Another struggle of the season is, instilling gratitude in my children. I work year round to make sure that they value everything and not take “things’ for granted. However, during the season of giving, they are overwhelmed with the need to “get”. TV commercials flood them with the idea that they “must’ have this or they cannot “live’ without that. I want them to be grateful for a new skateboard, meanwhile their friend from school received a trip to the moon piloted by the avengers. I love doing the elf on the shelf, and believe me when I say I use the heck out of the phrase,"Santa is watching" during this month. But sometimes, it feels like just too much.
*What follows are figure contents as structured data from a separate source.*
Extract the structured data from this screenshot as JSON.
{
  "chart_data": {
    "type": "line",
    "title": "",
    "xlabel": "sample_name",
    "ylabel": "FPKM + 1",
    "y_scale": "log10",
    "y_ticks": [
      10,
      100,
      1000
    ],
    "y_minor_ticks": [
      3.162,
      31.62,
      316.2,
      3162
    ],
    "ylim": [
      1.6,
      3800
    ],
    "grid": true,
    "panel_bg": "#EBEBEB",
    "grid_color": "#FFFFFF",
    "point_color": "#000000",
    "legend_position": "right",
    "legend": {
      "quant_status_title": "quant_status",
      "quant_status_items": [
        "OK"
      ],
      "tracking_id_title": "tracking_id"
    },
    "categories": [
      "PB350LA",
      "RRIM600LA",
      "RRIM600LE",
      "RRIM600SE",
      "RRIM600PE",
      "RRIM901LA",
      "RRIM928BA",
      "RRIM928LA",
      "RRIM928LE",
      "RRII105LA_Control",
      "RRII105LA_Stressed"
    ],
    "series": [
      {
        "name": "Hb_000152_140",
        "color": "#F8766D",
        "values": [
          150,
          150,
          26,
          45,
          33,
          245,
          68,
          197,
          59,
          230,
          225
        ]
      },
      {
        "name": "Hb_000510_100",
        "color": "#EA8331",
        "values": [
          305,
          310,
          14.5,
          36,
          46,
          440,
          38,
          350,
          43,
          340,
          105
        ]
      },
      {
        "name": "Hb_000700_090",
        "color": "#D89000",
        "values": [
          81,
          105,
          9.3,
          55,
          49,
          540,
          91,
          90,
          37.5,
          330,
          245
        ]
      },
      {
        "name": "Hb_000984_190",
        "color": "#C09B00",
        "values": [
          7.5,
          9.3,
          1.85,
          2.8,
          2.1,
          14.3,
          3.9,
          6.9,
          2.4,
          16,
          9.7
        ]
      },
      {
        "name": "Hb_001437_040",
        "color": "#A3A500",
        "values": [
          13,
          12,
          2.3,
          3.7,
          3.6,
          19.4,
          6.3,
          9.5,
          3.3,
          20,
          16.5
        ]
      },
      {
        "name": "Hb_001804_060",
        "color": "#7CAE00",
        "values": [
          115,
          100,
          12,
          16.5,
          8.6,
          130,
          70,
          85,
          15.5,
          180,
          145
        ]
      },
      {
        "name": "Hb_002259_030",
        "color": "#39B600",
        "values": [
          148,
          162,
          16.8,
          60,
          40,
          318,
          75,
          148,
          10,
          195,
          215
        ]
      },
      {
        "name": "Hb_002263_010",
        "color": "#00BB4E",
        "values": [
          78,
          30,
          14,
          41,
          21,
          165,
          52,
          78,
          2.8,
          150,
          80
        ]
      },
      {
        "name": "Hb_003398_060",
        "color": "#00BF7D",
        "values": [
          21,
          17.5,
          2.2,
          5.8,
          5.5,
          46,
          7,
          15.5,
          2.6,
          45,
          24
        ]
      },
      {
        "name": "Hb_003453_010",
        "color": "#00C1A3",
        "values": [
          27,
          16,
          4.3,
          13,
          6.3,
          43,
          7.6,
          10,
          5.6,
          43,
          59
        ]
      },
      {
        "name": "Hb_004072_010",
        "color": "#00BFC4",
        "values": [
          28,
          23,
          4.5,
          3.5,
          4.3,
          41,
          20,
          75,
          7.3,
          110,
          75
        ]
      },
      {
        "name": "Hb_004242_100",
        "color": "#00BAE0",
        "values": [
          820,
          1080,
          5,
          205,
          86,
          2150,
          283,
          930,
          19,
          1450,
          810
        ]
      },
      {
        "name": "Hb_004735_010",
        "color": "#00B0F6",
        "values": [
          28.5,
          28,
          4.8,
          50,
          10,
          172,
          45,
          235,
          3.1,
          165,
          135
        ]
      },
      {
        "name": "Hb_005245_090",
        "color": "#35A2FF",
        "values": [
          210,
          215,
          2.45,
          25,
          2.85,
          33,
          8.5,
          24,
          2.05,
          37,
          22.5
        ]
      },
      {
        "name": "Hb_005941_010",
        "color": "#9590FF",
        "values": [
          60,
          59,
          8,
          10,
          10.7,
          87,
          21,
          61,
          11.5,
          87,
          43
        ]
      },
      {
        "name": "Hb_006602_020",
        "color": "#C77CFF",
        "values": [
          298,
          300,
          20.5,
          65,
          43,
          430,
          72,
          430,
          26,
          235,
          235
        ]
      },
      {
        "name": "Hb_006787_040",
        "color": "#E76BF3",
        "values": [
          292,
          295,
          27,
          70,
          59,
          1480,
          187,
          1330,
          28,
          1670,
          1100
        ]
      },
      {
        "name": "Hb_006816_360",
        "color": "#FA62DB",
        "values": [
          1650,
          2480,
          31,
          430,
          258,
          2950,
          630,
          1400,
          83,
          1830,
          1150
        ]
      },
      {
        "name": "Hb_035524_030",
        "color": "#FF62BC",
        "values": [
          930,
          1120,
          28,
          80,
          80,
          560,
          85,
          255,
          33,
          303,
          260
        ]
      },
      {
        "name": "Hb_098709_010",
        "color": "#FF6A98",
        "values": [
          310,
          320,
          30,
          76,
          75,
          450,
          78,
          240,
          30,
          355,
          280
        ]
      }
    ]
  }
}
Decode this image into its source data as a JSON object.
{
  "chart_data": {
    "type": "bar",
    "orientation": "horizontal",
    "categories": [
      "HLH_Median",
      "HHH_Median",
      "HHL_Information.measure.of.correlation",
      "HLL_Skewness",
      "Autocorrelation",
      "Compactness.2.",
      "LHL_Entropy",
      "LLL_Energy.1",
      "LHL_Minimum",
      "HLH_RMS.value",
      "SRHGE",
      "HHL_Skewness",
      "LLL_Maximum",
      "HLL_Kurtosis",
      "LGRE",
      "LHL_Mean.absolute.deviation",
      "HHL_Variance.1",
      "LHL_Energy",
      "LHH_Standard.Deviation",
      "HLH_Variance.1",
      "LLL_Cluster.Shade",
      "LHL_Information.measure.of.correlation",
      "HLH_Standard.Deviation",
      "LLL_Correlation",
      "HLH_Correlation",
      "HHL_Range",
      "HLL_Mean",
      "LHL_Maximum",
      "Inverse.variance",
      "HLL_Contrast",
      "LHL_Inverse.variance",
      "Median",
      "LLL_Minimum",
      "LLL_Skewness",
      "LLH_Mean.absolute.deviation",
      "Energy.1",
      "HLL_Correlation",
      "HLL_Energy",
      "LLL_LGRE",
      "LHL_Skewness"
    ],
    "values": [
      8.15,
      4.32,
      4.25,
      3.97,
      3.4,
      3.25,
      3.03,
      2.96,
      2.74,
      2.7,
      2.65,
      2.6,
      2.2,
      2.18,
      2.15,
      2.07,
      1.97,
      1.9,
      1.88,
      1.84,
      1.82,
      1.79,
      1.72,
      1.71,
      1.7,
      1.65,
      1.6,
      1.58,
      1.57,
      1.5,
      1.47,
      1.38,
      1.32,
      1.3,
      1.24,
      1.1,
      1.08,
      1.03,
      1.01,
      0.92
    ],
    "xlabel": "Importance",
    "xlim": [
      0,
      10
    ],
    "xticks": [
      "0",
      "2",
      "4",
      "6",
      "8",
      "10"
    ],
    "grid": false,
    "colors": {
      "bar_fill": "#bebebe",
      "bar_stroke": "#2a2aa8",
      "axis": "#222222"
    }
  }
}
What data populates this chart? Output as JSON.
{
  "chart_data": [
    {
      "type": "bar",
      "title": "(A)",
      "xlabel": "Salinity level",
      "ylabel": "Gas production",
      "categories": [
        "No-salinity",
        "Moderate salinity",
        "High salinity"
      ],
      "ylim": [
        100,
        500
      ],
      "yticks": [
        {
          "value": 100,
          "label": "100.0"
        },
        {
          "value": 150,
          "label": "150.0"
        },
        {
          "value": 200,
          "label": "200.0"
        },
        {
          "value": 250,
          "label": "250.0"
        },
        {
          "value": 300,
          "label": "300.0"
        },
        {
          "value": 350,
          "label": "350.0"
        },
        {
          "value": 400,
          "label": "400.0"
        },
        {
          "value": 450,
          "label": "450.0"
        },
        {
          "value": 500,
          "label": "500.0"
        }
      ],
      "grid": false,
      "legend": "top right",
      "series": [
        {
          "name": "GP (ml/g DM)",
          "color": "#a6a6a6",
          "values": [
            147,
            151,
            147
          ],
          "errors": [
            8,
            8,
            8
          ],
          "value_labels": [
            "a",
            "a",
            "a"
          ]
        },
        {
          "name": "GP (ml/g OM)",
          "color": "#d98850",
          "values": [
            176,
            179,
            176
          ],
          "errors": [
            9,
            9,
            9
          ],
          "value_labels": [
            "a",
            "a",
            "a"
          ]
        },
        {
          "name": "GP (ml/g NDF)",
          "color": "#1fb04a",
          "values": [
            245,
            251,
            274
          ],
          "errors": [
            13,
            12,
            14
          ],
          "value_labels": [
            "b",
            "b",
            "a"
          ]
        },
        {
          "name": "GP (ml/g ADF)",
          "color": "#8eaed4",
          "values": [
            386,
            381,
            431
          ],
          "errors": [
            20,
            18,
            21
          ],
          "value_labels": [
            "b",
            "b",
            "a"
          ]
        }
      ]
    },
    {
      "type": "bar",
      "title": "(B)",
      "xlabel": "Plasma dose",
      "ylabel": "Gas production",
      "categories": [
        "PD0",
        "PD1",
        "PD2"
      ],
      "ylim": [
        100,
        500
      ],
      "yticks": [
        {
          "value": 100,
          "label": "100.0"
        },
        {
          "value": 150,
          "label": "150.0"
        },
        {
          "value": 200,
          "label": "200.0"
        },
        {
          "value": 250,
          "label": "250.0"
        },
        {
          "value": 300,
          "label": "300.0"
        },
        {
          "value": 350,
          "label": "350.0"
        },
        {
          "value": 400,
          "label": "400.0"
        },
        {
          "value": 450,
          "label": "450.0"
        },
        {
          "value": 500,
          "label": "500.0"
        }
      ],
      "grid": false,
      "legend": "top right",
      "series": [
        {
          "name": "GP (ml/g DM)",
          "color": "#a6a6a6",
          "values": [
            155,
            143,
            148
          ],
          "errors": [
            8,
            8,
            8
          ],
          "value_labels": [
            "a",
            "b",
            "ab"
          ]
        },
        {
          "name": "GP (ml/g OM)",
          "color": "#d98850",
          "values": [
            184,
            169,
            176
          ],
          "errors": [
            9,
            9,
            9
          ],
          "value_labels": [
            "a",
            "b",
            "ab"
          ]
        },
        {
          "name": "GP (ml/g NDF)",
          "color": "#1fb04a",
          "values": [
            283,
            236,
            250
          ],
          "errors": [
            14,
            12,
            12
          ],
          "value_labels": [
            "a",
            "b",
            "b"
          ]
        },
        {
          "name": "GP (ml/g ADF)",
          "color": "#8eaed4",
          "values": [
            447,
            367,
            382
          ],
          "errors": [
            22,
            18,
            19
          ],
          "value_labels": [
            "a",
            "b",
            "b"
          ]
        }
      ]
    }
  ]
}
I want them to understand and appreciate that Jesus’ birth is ENOUGH. It was a gift. I also try to let them imagine, dream and enjoy every second of childhood. Two things bring me peace during the season of hustle and bustle, the nativity scene and any rendition of “Oh Holy night” I stop and stare at the nativity, I think of all the stress and anxiety Mary must have felt, a new expectant mother, fleeing her home, and carrying the savior. Talk about pressure. Yet, she found solace in a stall, with animals and hay, and strangers bringing her baby gifts. Although her birthing location was less than Pinterest worthy, it was “perfect’. The first Christmas was perfect without bells, without beautiful wrapping and decorations. It happened still. The words of the carol, “Fall on your knees”, Christ is born and it IS enough. I am grateful for his birth, his love and his faithfulness. The Peace of the season is sometimes difficult to find, but it’s worth searching for, it’s worth the struggle. I hope during this season of hurry you don’t let the peace escape you. Let there be Peace on earth and let it begin with me.